Siamo alla vigilia del voto sui referendum che riguardano la riforma della giustizia. Una corsa parallela alla proposta del Governo e al disegno della ministra Cartabia. Cinque quesiti a cui rispondere con un Sì o con un No. Cinque e non sei, come era all’inizio perché la Consulta ne ha tagliato uno, forse quello più popolare sulla responsabilità civile diretta dei magistrati.
Una questione che ci portiamo dietro fin dal 1987 quando Marco Pannella, sull’onda emotiva del caso Tortora, ottenne 20 milioni di voti favorevoli a stabilire proprio quella responsabilità. Erano tempi diversi e lo Stato decise che era più saggio mettere mano al portafoglio e, con la legge Vassalli, ricompensare gli innocenti e non toccare i diritti della Casta togata. Oggi i cinque referendum rimasti arrancano contro il vento sferzante del quorum (serve il 50 % del voto degli aventi diritto) e soprattutto un’informazione scarna, a tratti incapace di coinvolgere i cittadini, anche quando per esempio, la televisione decide di parlarne affidando il dibattito a truppe di avvocati, giuristi e magistrati che, tuttavia, finiscono con il fornire risposte per addetti ai lavori. Chi si aspettava tribune politiche con i Sì e i No contrapposti è stato deluso. Come dire che sono in molti, forse troppi a non sapere quale casella sbarrare con un tratto di matita. Dunque, mentre in Senato tra pochi giorni riprenderà il dibattito sulla riforma Cartabia, martedì prossimo o mercoledì sapremo se gli italiani hanno sbarazzato il campo dai dubbi, andando alle urne.

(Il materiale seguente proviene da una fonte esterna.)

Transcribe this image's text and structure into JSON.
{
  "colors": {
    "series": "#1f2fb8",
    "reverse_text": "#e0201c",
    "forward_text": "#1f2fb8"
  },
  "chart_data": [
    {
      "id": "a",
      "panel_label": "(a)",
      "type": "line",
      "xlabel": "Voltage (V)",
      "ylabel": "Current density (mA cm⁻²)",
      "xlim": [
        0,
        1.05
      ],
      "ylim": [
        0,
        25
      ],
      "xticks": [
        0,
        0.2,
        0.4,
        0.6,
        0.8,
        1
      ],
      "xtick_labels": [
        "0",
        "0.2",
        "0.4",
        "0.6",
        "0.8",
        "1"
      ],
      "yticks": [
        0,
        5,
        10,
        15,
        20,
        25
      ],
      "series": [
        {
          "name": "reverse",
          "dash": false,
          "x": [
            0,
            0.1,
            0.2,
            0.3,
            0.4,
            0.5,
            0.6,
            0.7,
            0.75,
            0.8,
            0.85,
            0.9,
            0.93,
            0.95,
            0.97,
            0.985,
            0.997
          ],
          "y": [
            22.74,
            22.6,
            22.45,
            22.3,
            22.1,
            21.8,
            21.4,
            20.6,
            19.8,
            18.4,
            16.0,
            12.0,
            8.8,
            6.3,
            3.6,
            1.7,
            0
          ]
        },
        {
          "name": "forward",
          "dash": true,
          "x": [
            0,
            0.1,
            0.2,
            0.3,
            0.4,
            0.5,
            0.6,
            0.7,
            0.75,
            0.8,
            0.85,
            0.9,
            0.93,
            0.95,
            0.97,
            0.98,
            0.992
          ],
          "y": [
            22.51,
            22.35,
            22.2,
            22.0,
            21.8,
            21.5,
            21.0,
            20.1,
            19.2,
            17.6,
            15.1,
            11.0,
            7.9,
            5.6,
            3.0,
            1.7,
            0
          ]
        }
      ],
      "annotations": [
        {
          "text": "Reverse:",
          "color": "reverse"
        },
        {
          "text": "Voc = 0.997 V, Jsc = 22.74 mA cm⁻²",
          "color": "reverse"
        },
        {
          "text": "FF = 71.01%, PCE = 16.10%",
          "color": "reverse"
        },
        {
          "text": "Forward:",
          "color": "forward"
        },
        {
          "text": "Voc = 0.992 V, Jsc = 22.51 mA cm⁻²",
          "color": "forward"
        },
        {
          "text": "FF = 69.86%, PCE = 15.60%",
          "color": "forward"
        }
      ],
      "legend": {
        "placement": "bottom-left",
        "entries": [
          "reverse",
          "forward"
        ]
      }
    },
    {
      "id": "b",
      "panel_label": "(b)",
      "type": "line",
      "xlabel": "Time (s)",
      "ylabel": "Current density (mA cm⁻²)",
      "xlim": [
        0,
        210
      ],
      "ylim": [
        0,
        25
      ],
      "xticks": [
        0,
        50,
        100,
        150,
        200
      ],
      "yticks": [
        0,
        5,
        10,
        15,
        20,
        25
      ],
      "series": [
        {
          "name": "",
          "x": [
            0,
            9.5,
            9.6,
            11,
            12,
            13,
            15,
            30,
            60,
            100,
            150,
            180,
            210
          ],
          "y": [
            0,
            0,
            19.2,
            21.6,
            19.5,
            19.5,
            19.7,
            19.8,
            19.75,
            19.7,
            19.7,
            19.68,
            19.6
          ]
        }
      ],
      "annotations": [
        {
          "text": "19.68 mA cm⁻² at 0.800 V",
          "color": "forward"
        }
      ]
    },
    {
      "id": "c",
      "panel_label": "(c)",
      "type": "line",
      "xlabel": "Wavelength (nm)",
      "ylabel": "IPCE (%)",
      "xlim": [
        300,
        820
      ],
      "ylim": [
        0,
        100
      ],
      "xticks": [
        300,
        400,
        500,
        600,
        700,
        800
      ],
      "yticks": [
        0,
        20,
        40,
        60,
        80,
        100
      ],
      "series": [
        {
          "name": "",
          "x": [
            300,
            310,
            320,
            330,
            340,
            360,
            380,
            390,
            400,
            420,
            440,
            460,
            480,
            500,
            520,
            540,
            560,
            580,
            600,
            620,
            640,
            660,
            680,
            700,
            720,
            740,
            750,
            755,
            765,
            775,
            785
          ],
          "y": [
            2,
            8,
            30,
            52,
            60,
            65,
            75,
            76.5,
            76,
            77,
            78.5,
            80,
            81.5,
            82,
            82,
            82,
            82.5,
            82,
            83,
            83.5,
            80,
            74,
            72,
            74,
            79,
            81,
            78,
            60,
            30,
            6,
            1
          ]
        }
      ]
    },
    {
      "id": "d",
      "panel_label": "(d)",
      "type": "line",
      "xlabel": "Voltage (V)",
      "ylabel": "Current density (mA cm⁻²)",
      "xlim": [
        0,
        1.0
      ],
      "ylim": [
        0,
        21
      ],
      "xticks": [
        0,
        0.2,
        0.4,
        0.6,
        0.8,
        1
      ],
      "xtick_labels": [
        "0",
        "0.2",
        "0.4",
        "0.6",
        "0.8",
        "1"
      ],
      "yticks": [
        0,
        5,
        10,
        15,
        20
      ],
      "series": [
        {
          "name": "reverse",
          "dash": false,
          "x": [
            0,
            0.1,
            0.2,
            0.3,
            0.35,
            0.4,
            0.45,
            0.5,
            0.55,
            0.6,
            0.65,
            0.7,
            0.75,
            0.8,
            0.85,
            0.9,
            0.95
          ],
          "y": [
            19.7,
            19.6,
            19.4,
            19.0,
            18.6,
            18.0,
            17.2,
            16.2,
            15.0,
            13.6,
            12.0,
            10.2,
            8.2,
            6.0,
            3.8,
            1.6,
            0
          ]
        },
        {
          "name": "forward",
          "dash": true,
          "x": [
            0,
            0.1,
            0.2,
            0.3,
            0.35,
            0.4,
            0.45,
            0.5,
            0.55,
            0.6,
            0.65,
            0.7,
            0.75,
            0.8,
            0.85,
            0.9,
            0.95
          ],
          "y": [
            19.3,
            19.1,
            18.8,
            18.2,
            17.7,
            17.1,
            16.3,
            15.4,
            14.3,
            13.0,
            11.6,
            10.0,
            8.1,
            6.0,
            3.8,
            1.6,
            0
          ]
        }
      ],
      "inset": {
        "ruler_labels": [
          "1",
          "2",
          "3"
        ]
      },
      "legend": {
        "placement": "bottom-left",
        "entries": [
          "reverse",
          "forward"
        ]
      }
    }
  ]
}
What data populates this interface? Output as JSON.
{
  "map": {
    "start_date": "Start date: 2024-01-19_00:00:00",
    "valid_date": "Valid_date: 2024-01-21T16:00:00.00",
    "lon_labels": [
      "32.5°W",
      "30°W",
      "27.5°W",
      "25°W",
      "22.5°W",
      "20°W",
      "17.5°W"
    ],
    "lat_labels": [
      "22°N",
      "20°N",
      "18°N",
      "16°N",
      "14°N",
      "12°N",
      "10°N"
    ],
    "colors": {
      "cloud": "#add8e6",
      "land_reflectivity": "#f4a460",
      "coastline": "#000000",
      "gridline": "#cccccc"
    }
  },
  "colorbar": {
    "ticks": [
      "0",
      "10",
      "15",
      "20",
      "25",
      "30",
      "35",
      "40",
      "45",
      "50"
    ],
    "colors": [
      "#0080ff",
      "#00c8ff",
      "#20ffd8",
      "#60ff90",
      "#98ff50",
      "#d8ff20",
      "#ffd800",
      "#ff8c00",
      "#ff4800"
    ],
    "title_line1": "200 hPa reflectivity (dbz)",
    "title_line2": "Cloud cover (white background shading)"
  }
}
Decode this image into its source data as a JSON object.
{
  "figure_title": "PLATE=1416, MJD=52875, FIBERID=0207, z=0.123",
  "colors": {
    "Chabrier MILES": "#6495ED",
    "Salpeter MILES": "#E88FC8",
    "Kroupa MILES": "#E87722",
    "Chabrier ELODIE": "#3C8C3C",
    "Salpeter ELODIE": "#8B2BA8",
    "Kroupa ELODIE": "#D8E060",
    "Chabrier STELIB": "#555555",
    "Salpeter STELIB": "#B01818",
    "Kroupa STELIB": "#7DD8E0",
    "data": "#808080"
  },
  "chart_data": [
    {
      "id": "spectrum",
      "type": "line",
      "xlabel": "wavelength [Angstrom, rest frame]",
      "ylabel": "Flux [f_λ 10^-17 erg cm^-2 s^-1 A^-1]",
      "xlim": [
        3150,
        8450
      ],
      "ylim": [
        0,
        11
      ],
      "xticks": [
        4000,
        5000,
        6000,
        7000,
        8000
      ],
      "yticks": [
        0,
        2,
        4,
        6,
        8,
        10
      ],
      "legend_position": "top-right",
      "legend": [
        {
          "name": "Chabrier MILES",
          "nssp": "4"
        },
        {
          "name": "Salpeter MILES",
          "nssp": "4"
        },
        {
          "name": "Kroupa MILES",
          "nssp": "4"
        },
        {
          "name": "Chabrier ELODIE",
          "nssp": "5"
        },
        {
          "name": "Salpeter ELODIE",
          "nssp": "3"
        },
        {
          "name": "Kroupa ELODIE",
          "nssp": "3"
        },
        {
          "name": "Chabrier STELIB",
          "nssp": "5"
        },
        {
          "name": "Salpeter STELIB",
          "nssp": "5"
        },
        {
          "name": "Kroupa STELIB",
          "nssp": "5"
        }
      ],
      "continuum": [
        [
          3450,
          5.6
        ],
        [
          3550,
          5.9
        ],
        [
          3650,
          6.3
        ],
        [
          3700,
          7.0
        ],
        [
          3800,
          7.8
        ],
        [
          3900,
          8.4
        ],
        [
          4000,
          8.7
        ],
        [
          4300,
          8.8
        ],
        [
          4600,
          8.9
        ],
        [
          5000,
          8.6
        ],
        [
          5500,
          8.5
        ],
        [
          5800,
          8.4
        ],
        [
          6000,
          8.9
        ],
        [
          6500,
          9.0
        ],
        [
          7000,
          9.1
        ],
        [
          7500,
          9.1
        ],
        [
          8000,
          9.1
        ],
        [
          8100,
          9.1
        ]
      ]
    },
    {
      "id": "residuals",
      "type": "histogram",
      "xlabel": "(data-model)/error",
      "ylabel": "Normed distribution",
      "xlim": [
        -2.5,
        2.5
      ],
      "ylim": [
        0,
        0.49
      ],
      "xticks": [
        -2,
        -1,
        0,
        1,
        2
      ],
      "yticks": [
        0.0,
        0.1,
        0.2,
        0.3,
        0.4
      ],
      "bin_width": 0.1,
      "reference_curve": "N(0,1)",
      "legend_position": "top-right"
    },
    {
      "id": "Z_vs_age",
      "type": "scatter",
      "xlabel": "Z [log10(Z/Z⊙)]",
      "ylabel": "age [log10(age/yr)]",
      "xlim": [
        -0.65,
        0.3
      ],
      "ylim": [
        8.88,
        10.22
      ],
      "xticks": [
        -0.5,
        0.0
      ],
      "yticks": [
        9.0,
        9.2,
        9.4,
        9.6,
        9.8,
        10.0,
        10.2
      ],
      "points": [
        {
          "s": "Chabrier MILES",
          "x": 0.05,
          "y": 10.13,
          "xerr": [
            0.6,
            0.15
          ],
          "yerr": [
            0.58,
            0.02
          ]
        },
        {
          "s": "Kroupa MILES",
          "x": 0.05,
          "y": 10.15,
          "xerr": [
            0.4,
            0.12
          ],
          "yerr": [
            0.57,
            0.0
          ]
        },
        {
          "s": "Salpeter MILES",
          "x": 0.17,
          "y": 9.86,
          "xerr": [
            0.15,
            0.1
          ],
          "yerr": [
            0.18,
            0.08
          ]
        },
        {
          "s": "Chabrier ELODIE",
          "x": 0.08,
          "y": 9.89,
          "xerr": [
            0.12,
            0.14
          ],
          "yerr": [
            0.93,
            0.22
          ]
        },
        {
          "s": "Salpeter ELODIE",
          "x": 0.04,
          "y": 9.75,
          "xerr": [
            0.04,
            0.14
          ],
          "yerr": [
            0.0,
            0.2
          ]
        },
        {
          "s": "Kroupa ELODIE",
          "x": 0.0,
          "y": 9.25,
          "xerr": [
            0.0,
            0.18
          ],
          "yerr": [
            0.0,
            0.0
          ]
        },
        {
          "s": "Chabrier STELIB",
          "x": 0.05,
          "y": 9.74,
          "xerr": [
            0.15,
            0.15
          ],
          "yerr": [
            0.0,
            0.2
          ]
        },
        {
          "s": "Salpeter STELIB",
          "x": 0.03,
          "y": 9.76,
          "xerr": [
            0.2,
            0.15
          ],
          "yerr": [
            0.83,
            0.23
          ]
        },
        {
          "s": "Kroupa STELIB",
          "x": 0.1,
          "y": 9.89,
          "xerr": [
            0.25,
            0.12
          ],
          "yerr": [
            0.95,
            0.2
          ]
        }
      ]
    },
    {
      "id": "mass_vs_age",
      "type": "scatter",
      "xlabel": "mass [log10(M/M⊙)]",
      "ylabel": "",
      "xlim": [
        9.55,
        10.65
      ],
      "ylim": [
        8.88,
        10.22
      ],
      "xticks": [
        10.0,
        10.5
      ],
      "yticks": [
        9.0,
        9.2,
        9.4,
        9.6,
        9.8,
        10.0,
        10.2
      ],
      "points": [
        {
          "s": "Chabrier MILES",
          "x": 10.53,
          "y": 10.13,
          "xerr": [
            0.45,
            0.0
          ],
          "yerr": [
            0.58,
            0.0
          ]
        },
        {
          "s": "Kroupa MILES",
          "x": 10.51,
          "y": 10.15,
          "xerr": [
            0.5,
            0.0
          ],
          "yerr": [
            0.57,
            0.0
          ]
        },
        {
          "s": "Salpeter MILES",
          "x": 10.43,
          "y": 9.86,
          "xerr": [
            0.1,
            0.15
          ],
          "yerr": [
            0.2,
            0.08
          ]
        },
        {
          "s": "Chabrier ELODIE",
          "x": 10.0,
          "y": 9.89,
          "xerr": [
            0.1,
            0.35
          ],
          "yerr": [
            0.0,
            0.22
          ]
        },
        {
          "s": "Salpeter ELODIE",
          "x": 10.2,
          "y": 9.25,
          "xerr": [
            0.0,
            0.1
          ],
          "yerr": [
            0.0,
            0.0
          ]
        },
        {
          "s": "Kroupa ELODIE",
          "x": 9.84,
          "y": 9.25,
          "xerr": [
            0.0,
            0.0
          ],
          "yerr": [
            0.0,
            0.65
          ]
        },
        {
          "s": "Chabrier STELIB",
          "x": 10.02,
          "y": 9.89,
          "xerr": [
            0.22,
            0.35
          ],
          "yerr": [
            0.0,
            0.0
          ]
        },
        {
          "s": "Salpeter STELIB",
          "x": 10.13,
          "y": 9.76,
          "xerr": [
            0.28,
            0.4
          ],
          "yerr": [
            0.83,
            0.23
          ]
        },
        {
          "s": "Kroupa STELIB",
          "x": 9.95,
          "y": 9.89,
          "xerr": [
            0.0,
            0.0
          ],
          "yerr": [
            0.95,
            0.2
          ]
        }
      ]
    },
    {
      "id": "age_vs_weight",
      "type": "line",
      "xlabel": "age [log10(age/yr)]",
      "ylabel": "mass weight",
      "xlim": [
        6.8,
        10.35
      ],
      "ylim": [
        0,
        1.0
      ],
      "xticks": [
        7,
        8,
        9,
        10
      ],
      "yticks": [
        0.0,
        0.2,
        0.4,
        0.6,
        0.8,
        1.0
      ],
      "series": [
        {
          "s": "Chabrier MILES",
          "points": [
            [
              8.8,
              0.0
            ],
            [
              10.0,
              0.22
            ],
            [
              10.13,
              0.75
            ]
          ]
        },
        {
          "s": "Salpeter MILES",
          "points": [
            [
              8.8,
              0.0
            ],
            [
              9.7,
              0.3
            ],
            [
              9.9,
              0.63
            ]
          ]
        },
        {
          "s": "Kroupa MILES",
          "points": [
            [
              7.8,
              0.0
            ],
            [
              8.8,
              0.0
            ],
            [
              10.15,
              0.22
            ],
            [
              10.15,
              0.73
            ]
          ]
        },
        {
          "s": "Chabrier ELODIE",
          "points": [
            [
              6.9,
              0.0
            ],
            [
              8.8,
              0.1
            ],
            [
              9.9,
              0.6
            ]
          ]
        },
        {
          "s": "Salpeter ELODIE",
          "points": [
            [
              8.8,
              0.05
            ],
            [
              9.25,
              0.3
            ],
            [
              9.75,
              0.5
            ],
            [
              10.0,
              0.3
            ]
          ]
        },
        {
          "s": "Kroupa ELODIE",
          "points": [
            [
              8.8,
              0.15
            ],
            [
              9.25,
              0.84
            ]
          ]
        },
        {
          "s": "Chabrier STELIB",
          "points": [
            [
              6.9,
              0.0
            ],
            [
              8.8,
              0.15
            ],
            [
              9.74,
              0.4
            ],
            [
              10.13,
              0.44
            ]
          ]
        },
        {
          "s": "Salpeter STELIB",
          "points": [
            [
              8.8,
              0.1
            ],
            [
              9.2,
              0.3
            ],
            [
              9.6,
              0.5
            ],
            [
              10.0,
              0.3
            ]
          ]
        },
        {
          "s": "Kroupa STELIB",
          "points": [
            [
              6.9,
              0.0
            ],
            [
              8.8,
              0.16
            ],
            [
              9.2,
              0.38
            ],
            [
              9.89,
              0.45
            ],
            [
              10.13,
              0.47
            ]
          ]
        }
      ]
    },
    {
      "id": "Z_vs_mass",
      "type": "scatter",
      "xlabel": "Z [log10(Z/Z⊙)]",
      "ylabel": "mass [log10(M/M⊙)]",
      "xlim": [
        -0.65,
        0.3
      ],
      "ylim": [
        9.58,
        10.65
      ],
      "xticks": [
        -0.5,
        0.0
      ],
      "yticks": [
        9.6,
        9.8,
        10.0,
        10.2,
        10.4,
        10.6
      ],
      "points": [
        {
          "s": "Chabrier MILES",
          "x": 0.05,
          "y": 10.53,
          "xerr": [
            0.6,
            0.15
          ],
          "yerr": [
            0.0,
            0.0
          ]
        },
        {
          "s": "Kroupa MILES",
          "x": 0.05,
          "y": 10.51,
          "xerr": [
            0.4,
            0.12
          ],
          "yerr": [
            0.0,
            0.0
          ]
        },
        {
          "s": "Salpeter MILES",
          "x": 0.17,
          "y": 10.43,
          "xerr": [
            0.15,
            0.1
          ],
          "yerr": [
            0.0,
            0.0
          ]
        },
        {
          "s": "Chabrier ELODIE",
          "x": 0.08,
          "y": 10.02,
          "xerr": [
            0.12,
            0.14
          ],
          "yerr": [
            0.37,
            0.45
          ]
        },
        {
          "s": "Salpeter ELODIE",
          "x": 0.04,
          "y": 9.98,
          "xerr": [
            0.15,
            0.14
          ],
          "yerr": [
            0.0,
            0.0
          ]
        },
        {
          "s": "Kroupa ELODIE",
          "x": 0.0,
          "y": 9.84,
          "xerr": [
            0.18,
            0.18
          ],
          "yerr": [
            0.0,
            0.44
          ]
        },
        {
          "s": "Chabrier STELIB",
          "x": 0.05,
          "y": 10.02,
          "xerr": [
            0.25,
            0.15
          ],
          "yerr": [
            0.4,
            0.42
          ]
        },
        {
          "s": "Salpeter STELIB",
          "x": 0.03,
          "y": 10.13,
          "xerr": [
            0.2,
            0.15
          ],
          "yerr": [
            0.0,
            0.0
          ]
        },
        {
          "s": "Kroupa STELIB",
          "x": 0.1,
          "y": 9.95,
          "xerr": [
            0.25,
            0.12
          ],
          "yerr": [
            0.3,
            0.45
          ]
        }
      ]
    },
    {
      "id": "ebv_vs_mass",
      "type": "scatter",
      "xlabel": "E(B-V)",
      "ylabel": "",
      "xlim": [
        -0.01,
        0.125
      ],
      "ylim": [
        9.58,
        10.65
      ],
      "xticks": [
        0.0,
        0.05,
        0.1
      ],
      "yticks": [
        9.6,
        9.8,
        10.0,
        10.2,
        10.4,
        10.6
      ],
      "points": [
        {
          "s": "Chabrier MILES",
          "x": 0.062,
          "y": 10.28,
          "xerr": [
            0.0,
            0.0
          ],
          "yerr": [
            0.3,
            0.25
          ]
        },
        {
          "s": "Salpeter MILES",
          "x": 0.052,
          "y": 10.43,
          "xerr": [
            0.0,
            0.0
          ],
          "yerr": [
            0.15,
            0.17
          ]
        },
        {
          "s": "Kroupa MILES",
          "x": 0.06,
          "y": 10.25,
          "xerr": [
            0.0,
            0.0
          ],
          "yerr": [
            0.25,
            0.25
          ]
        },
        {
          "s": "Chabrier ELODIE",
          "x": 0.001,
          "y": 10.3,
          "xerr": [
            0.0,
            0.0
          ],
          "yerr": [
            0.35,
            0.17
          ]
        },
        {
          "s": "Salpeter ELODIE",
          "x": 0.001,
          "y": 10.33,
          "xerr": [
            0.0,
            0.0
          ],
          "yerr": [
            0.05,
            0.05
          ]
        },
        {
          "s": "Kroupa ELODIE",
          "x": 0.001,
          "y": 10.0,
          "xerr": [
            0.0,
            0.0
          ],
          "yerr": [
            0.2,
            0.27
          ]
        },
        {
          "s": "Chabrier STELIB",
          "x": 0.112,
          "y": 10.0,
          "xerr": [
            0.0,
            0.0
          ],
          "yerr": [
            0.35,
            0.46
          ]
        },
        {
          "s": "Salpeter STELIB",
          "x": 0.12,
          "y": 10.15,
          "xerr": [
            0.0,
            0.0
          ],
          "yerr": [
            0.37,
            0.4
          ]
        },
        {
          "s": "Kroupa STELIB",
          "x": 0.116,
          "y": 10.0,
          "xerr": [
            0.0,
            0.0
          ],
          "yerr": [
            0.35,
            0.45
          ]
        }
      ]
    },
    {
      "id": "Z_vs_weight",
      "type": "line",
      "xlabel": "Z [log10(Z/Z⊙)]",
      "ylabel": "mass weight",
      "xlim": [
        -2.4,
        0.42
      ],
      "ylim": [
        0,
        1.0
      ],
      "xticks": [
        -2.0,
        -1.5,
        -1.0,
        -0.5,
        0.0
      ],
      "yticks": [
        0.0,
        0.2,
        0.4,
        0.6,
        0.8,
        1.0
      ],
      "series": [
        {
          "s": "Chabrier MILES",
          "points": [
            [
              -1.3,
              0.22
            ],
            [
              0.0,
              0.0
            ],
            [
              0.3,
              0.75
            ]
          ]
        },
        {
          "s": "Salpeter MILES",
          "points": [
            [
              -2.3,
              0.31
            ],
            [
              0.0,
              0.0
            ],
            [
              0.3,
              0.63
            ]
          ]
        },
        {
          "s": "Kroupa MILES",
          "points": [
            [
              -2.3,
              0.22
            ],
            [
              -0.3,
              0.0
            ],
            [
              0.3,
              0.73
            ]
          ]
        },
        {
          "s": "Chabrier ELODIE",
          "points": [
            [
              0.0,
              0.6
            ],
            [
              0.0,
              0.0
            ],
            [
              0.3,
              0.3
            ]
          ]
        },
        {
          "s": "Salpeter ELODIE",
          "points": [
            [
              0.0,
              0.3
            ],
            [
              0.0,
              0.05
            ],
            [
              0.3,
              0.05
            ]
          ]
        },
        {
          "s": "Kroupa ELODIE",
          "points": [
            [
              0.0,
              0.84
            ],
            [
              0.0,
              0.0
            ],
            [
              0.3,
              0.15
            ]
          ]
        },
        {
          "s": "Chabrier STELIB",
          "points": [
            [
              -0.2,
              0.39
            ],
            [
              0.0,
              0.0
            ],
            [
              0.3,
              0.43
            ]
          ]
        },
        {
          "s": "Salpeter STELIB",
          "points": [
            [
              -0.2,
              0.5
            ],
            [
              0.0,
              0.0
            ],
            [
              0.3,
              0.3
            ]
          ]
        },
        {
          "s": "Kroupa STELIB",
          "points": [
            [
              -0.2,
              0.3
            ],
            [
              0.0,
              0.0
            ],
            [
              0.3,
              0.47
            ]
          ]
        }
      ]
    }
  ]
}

Andando nel dettaglio di questi referendum ai quali dedichiamo due intere pagine, domenica a tutti noi sarà chiesto innanzitutto se cancellare la legge Severino sulla incandidabilità dei condannati. Quella norma secondo cui Silvio Berlusconi il 27 novembre 2013 perse lo scranno di senatore dopo una condanna a quattro anni per frode fiscale. Poi, se limitare la custodia cautelare durante le indagini preliminari. O bloccare per sempre la possibilità che giudici e pubblici ministeri passino da una funzione all’altra come se cambiassero abito. Ultime due questioni, il diritto di voto agli avvocati nei consigli giudiziari e nel consiglio direttivo della Cassazione, poi, la soppressione di un minimo di firme per candidarsi al Consiglio superiore della magistratura. Sullo sfondo restano lo scandalo Palamara che ha svelato i lati oscuri del Csm, il gioco delle correnti, i balletti delle carriere tra inquirenti e giudicanti. Tutte questioni che forse interessano dell’eutanasia che invece la Consulta ha deciso di non ammettere, ignorando milioni di firme.